Zunächst war die Oranje Nassau I eine Zwei-Schächte-Mine. Die beiden Schächte wurden bereits 1898 abgesenkt. Schacht I sollte der sogenannte abziehende Schacht werden und Schacht II der anziehende. Mit einem großen Ventilator sollte die verbrauchte und verschmutzte Luft über Schacht I aus den unterirdischen Stollen abgesogen werden. Frische Luft strömte dann wieder über Schacht II in die unterirdischen Stollen. Als 1912 der dritte Schacht (Schacht III) in Betrieb genommen wurde, sollte dieser der anziehende Schacht werden. Für Schacht II, der bis dahin der anziehende Schacht gewesen war, sollte ebenfalls ein Ventilator gebaut werden, sodass dieser zusammen mit dem vorhandenen Ventilator von Schacht I die verbrauchte Luft aus der Mine absaugen konnte.

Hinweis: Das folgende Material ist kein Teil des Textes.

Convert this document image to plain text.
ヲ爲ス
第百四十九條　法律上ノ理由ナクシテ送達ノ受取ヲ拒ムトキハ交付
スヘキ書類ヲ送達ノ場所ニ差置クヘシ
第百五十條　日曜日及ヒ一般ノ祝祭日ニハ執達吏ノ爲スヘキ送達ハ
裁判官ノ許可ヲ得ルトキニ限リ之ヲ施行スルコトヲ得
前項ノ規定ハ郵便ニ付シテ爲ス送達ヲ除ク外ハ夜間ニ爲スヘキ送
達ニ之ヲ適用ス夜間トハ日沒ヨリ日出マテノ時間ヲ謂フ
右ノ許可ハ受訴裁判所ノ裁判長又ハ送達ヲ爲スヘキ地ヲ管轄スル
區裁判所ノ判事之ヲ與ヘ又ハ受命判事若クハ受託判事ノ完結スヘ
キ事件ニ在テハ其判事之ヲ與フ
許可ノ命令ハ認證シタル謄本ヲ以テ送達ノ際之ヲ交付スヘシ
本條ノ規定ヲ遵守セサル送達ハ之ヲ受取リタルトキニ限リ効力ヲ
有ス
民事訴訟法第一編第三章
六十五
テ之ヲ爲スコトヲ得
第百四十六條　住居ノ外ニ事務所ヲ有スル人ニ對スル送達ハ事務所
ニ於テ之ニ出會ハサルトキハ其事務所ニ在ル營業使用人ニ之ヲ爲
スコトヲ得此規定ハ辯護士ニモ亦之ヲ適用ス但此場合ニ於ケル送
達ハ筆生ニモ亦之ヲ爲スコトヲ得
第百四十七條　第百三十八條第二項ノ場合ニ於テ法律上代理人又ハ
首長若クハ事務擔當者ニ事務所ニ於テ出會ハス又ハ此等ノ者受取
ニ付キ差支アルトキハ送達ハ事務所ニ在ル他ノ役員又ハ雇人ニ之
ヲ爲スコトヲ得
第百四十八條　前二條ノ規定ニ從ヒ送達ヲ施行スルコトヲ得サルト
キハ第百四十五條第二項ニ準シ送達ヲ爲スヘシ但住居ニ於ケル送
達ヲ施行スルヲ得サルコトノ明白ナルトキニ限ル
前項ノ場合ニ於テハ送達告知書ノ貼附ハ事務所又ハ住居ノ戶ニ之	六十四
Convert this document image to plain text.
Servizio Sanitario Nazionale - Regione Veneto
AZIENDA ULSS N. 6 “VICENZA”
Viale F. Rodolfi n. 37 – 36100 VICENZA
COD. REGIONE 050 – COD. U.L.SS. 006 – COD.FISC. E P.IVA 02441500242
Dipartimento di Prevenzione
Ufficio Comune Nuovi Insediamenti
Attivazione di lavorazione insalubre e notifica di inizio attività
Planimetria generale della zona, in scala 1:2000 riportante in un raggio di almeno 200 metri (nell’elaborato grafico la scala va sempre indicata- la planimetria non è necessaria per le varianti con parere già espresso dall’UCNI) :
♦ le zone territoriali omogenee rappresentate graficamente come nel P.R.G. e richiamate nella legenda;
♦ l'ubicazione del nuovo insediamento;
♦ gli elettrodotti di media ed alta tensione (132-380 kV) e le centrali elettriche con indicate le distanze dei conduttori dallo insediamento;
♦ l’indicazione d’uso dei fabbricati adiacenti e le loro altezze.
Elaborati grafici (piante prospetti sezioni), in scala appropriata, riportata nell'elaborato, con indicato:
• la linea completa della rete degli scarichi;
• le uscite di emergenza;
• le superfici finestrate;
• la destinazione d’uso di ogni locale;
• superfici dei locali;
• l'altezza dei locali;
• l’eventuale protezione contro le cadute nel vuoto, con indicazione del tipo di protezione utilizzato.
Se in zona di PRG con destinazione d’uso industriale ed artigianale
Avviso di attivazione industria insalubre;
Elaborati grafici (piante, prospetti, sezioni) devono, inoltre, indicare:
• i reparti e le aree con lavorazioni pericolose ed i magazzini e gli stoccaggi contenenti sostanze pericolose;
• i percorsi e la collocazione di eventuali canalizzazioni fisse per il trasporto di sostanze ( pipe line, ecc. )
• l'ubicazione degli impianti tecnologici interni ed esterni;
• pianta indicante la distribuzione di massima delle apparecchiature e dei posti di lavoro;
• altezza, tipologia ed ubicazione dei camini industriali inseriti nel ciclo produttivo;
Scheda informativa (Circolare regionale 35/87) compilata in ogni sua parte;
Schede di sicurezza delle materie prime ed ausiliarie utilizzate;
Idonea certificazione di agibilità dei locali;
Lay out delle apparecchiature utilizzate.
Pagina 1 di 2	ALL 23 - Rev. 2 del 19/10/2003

Aufgrund der bereits bestehenden Gebäude rund um Schacht II konnte dieser Ventilator nicht mehr direkt neben dem Schachtgebäude errichtet werden. Daher wurde dieser Ventilator neben dem Schachtgebäude von Schacht I, in etwa 28 Meter Entfernung, gebaut und über ein unterirdisches Ventilatorkanal mit Schacht II verbunden. Dieses Ventilatorkanal lag etwa 8 Meter unterhalb der Geländeoberfläche. Nach dem Abbruch der Mine wurde der Kanal an der Ventilatorseite mit einer rechteckigen, betongefertigten Abdeckung versehen und auf der anderen Seite wurde der Kanal im jetzt noch bestehenden Schacht mit Ziegelsteinen zugemauert.
Bereits 1974 wurden die Vorbereitungen für das neu zu errichtende Gebäude des CBS, des Centraal Bureau voor de Statistiek, auf dem ehemaligen Bergwerksgelände getroffen. Die Sanierung des alten Bergwerksgeländes war noch in vollem Gange. Die beiden ältesten Bergbauschächte, Schacht I und II, standen, zwar schon stark von der Abrissbirne beschädigt, noch auf dem Gelände und warteten auf den Abbruch. Auch das Fördergebäude mit der originalen, dampfbetriebenen Dampfmaschine (später auf Druckluft umgebaut) von 1897 stand noch. Auch dieses Gebäude war bereits halb abgerissen und stark beschädigt. Dennoch wurde beschlossen, einen Schachtbock, Schachtgebäude und das dazugehörige Fördergebäude als Bergbaumonument zu erhalten. Da Schacht I zu nah an dem Neubau stehen würde, fiel die Wahl auf Schacht II, obwohl das Schachtgebäude um diesen Schacht mittlerweile bereits abgerissen worden war. Daraufhin wurde beschlossen, das Schachtgebäude von Schacht I Stein für Stein abzureißen und das benachbarte Schacht II erneut zu errichten. Auch das Renovierungsprojekt umfasste das Fördergebäude von Schacht II, das beträchtlich beschädigt war.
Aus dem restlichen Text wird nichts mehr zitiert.